Irish Literature and Culture
- Course Number: ENGL 150
- Prerequisites:
Check on GOLD.
- Catalog Course Entry: ENGL 150
- Quarter: Spring 2017
This course will consider how a whole series of wishes, lies, dreams, and stereotypes about Ireland and the Irish were invented and believed. Ireland, like California, is a territory on the western edge of a continent about which whole mythologies have grown up.
In Ireland’s case, these mostly have to do with the supposed mystery of the place, its romantic and mythic connotations, or its violence, or its long bitter history. Who invented these versions of the place, and whose interests do they serve? Why do people continue to believe them? How many have they changed? We will consider how one small country has been imagined as “other” (as wild, strange, dangerous, fanatic) and how the Irish themselves both reinforce and oppose these self-images.

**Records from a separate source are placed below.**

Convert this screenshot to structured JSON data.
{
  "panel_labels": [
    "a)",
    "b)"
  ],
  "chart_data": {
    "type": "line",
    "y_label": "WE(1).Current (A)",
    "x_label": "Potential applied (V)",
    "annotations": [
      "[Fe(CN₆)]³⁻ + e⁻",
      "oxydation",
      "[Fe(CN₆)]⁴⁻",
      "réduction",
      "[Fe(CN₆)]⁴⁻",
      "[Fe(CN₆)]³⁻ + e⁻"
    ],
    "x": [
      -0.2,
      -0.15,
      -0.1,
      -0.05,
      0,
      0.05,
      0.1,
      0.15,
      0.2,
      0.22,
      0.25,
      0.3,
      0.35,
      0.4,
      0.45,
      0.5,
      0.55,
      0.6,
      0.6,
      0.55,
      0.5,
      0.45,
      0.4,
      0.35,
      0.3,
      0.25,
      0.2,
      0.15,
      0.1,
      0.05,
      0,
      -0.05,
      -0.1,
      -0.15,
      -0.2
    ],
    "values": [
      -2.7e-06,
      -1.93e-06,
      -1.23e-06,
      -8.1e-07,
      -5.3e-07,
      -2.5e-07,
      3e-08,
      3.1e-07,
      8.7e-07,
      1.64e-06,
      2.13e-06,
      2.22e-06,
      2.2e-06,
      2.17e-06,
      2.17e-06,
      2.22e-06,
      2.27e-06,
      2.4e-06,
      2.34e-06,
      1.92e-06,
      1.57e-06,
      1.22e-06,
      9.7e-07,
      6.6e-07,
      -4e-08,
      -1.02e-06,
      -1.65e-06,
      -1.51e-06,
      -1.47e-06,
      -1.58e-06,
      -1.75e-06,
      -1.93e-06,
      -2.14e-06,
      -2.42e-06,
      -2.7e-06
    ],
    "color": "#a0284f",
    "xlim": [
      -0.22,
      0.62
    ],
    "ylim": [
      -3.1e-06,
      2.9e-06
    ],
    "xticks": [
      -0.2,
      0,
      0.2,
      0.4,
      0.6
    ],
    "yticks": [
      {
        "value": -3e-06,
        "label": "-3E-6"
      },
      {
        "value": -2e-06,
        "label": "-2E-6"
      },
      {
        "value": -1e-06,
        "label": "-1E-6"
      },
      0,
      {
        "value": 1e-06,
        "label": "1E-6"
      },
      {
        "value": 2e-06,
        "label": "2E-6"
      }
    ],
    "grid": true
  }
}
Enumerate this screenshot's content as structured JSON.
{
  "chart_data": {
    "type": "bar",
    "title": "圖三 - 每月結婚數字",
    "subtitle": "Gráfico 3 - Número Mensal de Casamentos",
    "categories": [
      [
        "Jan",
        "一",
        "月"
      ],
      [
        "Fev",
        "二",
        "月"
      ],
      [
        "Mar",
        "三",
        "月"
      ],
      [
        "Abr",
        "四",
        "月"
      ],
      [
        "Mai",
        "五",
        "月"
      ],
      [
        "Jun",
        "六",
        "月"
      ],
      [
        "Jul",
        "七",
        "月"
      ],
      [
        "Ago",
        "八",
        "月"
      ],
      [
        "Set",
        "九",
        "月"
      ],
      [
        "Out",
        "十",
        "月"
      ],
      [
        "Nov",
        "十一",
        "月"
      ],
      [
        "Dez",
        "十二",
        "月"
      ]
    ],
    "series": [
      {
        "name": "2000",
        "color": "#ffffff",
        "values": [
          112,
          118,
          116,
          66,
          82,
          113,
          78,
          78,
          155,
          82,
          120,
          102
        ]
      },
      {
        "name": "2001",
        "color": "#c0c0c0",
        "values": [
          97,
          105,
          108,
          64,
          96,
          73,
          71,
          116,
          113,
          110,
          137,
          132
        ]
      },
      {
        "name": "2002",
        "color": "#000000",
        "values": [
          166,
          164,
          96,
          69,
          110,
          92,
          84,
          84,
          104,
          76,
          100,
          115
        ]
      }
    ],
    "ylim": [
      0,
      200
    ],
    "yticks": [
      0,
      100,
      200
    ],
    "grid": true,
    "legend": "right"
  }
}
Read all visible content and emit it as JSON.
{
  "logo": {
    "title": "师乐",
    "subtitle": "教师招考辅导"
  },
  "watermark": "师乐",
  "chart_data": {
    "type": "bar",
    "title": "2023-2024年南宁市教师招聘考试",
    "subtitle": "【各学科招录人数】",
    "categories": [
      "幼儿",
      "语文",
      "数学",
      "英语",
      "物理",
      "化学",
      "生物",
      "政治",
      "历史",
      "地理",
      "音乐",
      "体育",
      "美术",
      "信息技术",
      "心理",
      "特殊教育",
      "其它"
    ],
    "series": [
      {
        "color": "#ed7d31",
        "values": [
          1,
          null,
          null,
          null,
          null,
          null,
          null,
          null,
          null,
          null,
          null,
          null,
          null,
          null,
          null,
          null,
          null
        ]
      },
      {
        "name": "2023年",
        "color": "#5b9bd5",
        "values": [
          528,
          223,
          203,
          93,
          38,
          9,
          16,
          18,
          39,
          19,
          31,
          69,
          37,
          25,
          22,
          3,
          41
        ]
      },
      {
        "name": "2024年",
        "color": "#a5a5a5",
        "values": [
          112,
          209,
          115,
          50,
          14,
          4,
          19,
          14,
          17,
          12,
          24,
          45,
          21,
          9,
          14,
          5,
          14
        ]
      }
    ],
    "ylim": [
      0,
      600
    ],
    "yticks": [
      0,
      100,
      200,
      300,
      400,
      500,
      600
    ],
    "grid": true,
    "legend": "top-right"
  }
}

We will examine how some of the most important Irish writers in this century–W.B. Yeats in his poetry, James Joyce in Ulysses, J.M. Synge in “The Playboy of the Western World,” Eavan Boland in her poems to her daughters–have questioned what it means to be Irish. In representing versions of Irishness they take up issues — national identity, political violence, the rights of women, the role of religion, the effects of modernization — that matter not only to the Irish, but to all people.